Teetertotter? posts on March 07, 2021 11:03
Yes, retail stock selection on AVR's, are pretty scarce. Right now is the time to buy a new car with all the nice incentives that are going on with some mfgs. There is a Jeep line an hours drive, and they just announced a layoff, but forgot the number of people. Perhaps there is an industry wide shortage of memory chips? What memory chips are more important to mfg, making other chips on allocation, if the case?
KenM10759 posts on March 07, 2021 08:14
My favorite dealer had built-up stock to levels they never had before, and are busting at the seams. OTOH, sales are better that in their entire history. A little 6-person shop is moving over $7m worth of product per year the last 2 years.
panteragstk posts on March 01, 2021 17:22
Cos, post: 1464891, member: 14477
When I had my house built in 2017, I listed my old house too soon, I expected a long sale process, I had a full asking price cash offer that I had to turn down because we needed to be out. I relisted 2 months before closing on the new construction home and my old property sold again in 1 week (at a higher price) time I was able to make the dates work. It has been a sellers market in my area for a long time

I hear ya on that. We are Comal county on the list below. Hays county is the adjacent county. As you can see, we are growing quite quickly. This is two year old data.

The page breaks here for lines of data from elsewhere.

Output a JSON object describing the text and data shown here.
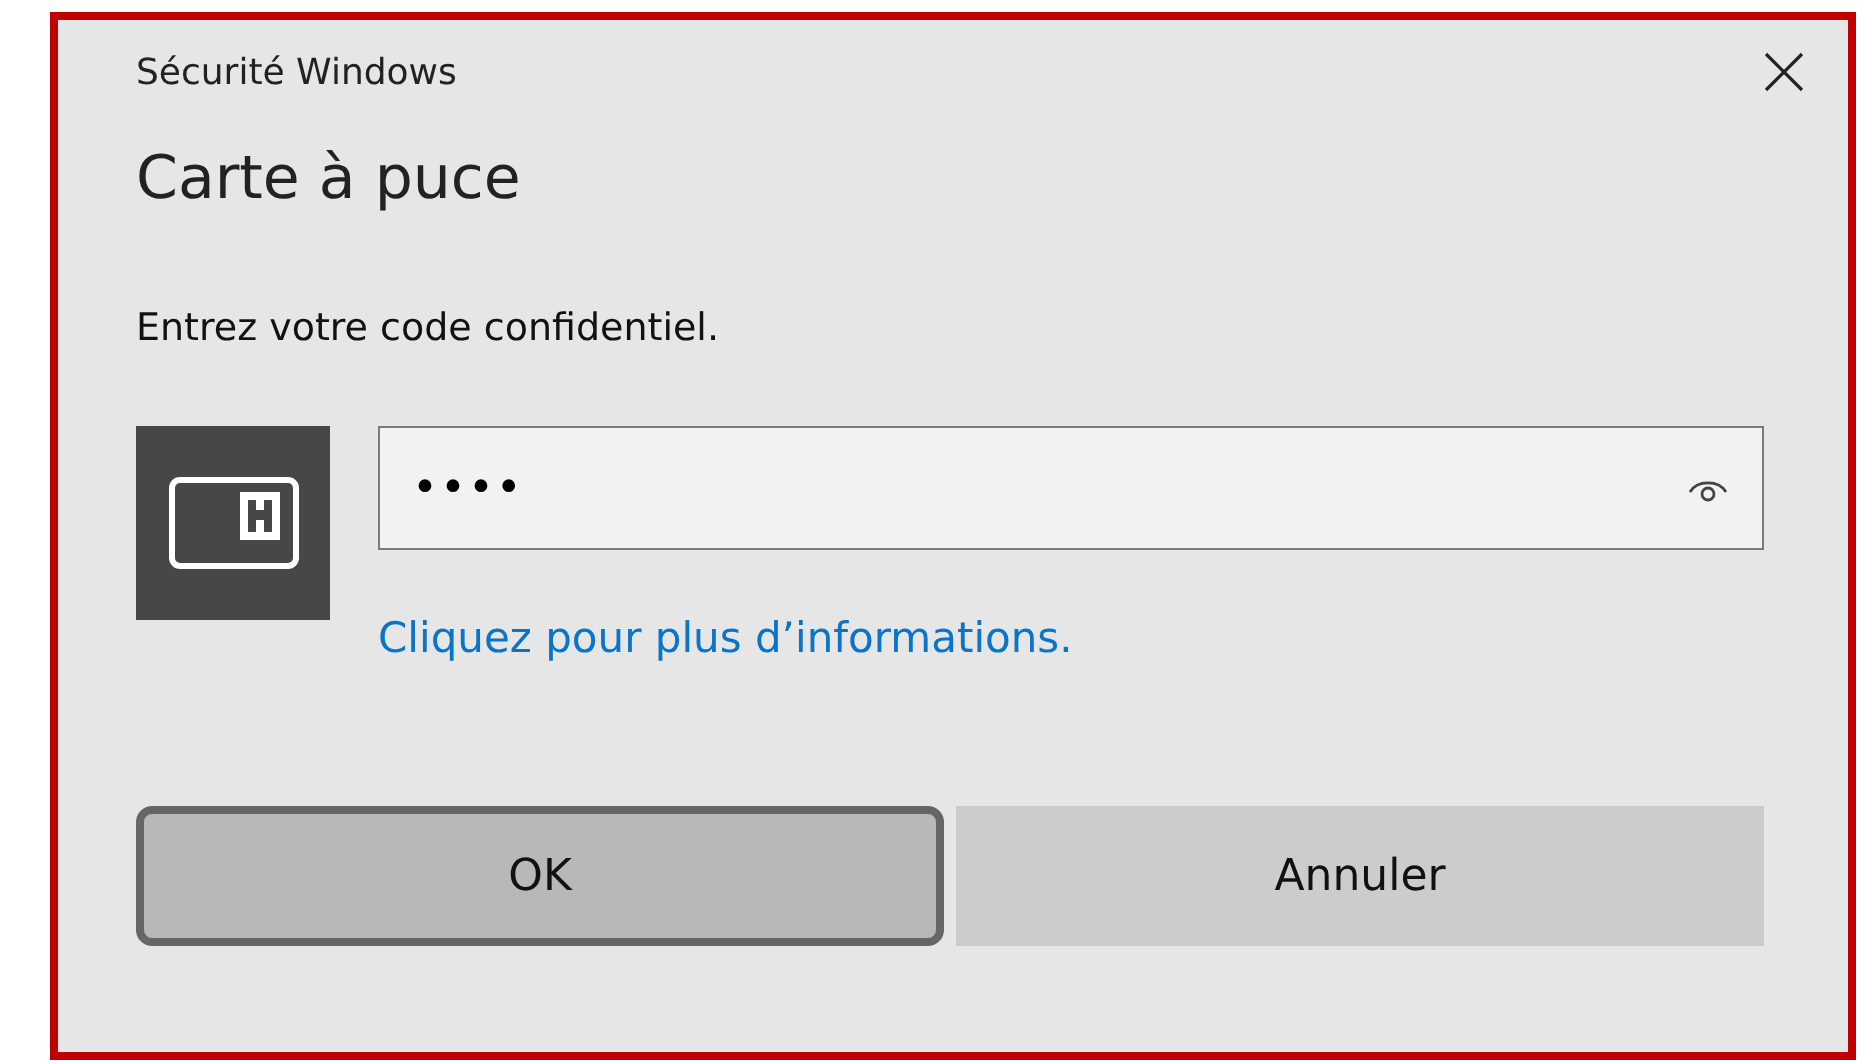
{
  "window": {
    "title": "Sécurité Windows"
  },
  "heading": "Carte à puce",
  "prompt": "Entrez votre code confidentiel.",
  "pin_field": {
    "value": "••••"
  },
  "link": "Cliquez pour plus d’informations.",
  "buttons": [
    {
      "label": "OK",
      "focused": true
    },
    {
      "label": "Annuler",
      "focused": false
    }
  ]
}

https://www.statista.com/statistics/241711/fastest-growing-counties-in-the-us/

More info in this one.

https://www.census.gov/newsroom/press-releases/2020/pop-estimates-county-metro.html
Cos posts on March 01, 2021 16:54
When I had my house built in 2017, I listed my old house too soon, I expected a long sale process, I had a full asking price cash offer that I had to turn down because we needed to be out. I relisted 2 months before closing on the new construction home and my old property sold again in 1 week (at a higher price) time I was able to make the dates work. It has been a sellers market in my area for a long time
panteragstk posts on March 01, 2021 14:34
A house down the street from me just sold in 5 days. This house was built in 2016 and TWO PEOPLE HAVE DIED IN IT SINCE THEN. They weren't old. Crazy stuff. Even with that, $25k over and gone in less than a week.

Crazy stuff.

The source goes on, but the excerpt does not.